If you’re like me, you’re probably caught yourself saying “I’d love to (fill in the blank,) but I just don’t have time.” Our lives have become so incredibly busy over the last twenty years as technology and informational availability rocket forward on a seemingly infinite trajectory. Our finite minds struggle to keep up! There are so many news stories available, so many social networking sites to interact with, so many movies and television shows to watch and games to play and so on.
There are so many things that exist that demand our attention, making as much noise and bombarding us with as many bright colors and flashing lights as they can to hold our ever decreasing attention spans long enough to…do what, exactly? Improve our lives? Sell us something, or someone? Distract us from what we really ought to be doing? This is going to be the first installment of some reflections on busyness.
I can’t help but feel that while people in the Western World may be busier than ever before, we’re becoming less productive as a general rule. I can’t help but remember the lyrics to Pink Floyd’s Time from The Dark Side of the Moon, with its melancholy lament over how much we waste this completely unrenewable resource. This intuition of increasing lost time is mostly aimed at Generation Y and subsequent generations — the generations who have had it better than in any other time in known history.
Take for a contrasting case in point, my beloved grandfather. My Pappaw grew up in the back woods around West Monroe, Louisiana and was dirt poor as a child. Often, he spent his spare time hunting or fishing in order to supplement his diet. If he didn’t do that, he sometimes didn’t get enough to eat. As a result, he spent time with friends out in the woods learning survival skills and developing an appreciation for hard work that he still holds today.
And yet that sort of hardship and suffering, while it still exists, has been mostly shielded from American life a scant two generations later. I know how to hunt and fish, but not because I had to learn. I learned because my father and grandfather insisted that I learn how to do both. I had a much easier childhood than both my father and grandfather, but I feel like I missed out on a lot. I feel like I’m only now coming to understand things that they knew at a younger age than where I am.
I fully recognize the irony as I type this, but I find myself becoming something of a Luddite as I age. I dislike social media as a general rule because there’s very little that I would call important being shared on those sites. I don’t need to know about what anybody ate for lunch, nor do you need to know the ins and outs of my day unless you ask me about it in person or over the phone. Ultimately, nobody cares about your thinly-veiled attacks on another person’s character, or about what your reaction is to a television show. Most people’s opinions (and I include mine here) are not as important as we make them out to be. Social media is just another outlet to make ourselves the centers of our own little universes, allowing us to maintain the self-perception that our opinions matter and we have copious amounts of “friends,” even if we never talk to those people or actually care about what’s going on in their lives.

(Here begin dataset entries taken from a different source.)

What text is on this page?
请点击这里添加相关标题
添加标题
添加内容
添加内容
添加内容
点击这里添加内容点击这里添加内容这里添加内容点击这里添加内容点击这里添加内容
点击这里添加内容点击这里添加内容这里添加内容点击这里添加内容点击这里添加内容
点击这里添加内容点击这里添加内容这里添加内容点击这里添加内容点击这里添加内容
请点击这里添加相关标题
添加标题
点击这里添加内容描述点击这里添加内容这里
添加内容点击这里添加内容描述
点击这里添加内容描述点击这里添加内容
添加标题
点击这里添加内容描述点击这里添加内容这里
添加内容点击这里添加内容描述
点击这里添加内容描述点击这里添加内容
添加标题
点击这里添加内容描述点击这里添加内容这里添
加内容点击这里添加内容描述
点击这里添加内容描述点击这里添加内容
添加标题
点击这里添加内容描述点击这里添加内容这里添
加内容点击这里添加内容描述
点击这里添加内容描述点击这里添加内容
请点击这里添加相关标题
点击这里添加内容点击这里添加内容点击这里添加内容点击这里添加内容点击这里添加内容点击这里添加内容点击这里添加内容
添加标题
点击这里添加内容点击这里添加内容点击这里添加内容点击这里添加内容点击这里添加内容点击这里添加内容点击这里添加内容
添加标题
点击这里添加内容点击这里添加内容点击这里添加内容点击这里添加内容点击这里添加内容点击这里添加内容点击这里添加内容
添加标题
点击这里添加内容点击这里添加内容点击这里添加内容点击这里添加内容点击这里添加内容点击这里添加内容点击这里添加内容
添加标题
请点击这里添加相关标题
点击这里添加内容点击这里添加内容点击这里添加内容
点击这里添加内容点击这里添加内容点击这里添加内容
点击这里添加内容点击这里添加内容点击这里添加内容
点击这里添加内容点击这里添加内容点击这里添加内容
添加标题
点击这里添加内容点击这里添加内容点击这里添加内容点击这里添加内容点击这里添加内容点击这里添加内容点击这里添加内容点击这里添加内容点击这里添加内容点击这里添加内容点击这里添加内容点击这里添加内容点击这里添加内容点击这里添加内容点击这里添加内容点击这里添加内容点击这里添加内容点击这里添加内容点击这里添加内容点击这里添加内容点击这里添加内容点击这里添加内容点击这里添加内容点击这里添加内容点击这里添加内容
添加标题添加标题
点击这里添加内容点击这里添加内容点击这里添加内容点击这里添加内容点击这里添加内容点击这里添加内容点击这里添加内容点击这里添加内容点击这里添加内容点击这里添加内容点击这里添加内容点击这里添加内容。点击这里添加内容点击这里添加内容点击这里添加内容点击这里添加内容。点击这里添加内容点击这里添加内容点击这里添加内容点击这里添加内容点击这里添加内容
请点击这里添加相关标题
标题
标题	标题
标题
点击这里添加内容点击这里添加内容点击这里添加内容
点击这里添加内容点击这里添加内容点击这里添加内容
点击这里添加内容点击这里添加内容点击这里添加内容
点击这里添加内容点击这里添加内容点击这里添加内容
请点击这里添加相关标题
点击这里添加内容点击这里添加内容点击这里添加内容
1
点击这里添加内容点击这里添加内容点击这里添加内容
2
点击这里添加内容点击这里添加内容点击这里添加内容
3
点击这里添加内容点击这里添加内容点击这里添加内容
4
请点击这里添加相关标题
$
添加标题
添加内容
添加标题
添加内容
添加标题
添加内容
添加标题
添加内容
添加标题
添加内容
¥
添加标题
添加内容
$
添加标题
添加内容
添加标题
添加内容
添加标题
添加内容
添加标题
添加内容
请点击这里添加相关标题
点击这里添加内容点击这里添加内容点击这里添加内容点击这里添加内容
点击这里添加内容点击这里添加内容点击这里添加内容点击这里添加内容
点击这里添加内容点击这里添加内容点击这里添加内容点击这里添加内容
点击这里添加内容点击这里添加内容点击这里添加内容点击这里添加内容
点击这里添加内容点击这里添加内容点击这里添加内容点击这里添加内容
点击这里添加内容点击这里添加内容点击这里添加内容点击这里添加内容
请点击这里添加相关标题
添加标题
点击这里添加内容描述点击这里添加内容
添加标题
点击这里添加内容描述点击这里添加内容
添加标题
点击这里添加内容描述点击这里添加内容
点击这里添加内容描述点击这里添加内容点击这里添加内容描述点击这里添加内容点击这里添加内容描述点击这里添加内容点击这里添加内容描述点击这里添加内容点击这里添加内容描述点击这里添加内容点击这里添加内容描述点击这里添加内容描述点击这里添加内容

But that’s an easy target. Let’s try one that hits a little closer to home for me: Netflix instant streaming. We have the technological marvel of being able to watch almost any movie or television show that we want on demand. The esteemed John Piper had this to say on the topic:
“One of the great uses of Twitter and Facebook will be to prove at the Last Day that prayerlessness was not from lack of time.”
Imagine how many people will be standing at the judgment of God, having said in their actions, “Meh, I had better things to do. Gray’s Anatomy was on Netflix!” I shudder to think about this in my own life. And don’t get me started on how much time I have spent on video games, I’ve covered that one already.
There are so many things worth learning and doing that lay undone due to distraction. The time is there, but the will isn’t because learning and doing are hard. The distractions are so much easier and so much more comfortable, just as Uncle Screwtape commented to Wormwood in his letters. To think that by now I could have mastery of Spanish and German, or picked up a productive hobby that could net me some ancillary income. But instead, distractions. To think that by now I could have a more productive walk with God and be more transformed by the renewing of my mind. (Romans 12:2) But instead, distractions. To think of the work I could have done for the community around me. But instead, distractions.
I don’t know about you, but I think it’s time to turn off the computer/Xbox/whatever else, and do something useful. Being busy is not enough, we must be productive. We must not only have something to do, we must have something worth doing. I implore you, examine your life to find the time eaters and do those things you have always wanted to do but didn’t have the time for. Now if you’ll excuse me, I’m going to go practice German with Duolingo.